I admire, above all else, the subtlety that an actress can bring to a role. Besides this subtlety, consistency is also crucial to an actress’ career and performance. Samantha Morton is a particularly fascinating actress and one who has consistently used her subtlety to its most effective. Morton is a British actress but has worked with a variety of people, from gritty British directors such as Lynne Ramsay to Hollywood master Steven Spielberg. Her portfolio of work reflects her versatility and ability to apply herself to a variety of different genres, styles and stories. Here I will take a closer look at five of her greatest performances and think about how Samantha Morton portrays herself as an actress and a character. Perhaps it’s best to start with her most globally successful role in Spielberg’s Minority Report. Her portrayal of Agatha, the pre-cog used by a futuristic crime prevention programme to predict murders and crimes, is haunting and wonderfully minimalistic. Her character develops gradually and becomes more rounded and fascinating as each minute ticks by. Morton’s physical transformation is dazzling and yet it never seemed to receive as much attention as actresses such as Sigourney Weaver or Natalie Portman, who also shaved their heads for specific roles. Morton demonstrated her personal ability to translate to an American audience through Spielberg’s cyber-punk epic.

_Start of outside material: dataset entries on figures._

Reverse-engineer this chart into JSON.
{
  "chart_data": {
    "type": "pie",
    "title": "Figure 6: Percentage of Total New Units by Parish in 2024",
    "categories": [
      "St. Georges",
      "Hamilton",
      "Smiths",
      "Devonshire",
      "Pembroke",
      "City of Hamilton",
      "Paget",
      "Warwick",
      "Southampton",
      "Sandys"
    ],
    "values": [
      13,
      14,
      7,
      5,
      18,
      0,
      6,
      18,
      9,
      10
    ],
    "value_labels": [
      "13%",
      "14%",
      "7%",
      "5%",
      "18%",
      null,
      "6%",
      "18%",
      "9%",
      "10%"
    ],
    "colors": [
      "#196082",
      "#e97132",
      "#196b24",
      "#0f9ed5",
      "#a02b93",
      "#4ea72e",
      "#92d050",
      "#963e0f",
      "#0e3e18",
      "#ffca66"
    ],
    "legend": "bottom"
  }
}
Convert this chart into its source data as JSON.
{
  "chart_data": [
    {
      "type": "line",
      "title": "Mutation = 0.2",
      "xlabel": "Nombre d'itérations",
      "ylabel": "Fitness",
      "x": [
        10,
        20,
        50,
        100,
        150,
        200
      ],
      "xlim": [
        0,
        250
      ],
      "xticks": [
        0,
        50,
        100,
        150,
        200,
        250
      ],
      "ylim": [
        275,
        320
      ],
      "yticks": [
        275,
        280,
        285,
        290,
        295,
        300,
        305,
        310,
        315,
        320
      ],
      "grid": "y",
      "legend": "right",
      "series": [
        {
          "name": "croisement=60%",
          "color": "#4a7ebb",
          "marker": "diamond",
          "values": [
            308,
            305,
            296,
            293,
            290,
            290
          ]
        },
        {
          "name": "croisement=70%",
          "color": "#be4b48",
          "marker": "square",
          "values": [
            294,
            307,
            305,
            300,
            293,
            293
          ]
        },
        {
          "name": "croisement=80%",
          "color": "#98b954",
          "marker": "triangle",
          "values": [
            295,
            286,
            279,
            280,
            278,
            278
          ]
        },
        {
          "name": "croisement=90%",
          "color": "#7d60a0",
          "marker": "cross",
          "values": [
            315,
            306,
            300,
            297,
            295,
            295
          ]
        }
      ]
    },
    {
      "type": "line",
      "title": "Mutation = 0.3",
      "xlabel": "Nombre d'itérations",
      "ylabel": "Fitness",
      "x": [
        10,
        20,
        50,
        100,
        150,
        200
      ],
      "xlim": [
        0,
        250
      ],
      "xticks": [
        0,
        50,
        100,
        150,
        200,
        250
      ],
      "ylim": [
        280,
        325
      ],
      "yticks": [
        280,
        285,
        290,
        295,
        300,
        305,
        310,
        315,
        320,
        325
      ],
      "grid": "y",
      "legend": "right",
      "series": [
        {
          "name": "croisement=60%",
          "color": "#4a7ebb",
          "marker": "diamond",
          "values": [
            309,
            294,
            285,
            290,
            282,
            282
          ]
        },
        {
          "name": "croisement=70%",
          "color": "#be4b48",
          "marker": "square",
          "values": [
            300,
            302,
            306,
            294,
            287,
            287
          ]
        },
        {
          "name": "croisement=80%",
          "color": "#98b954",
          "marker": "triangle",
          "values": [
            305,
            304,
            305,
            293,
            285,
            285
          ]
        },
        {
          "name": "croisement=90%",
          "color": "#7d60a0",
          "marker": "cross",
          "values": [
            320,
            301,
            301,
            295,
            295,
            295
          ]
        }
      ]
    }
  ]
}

A film that balances an American aesthetic with the struggles often faced in the films of British directors, such as Ken Loach, is In America. Jim Sheridan beautifully combines fantasy and childhood imagination with gritty realism. Morton gives a raw and admirably ugly performance and is complimented perfectly by Paddy Considine. The two actors create a heartbreaking vision of a marriage that is being torn apart by a past tragedy. Morton gives a performance that centralises around maternity and resentment. She is a mother trying to deal with a huge loss and, as the cracks start to show, Morton propels herself brilliantly. Yet again, Samantha Morton plays her part in a collapsing relationship in Enduring Love. Her role here is complex and she manages to project a realistic image of a woman gradually crumbling under her partner’s possible paranoia. Morton is, once again, complimentary to her male co-star. Daniel Craig and Morton are electrifying to watch together and through their personal conflicts and turmoil we grow to care for them as individuals and as a couple.

Up until now, we have focussed upon Morton as a strong and feisty character. Yet, I personally think that Samantha Morton was at her best in Control. Playing the overly dependent and largely overlooked partner of Joy Division’s front man, Ian Curtis, Morton transformed into a completely new character. The character’s lack of self esteem was echoed in her soft delivery of dialogue and her addiction to Curtis (played by Sam Riley) is frustrating and fascinating to watch. Morton added an empathy to this film through a character consumed with love and longing. Samantha Morton is an exquisite actress. Her personal interpretations of these vast range of characters are more often than not the highlights of the films themselves. Due to my faith in Morton to consistently deliver, I am now determined to make time to watch Lynne Ramsay’s Morvern Callar.

Thanks for reading and let’s all keep supporting our beloved film industry.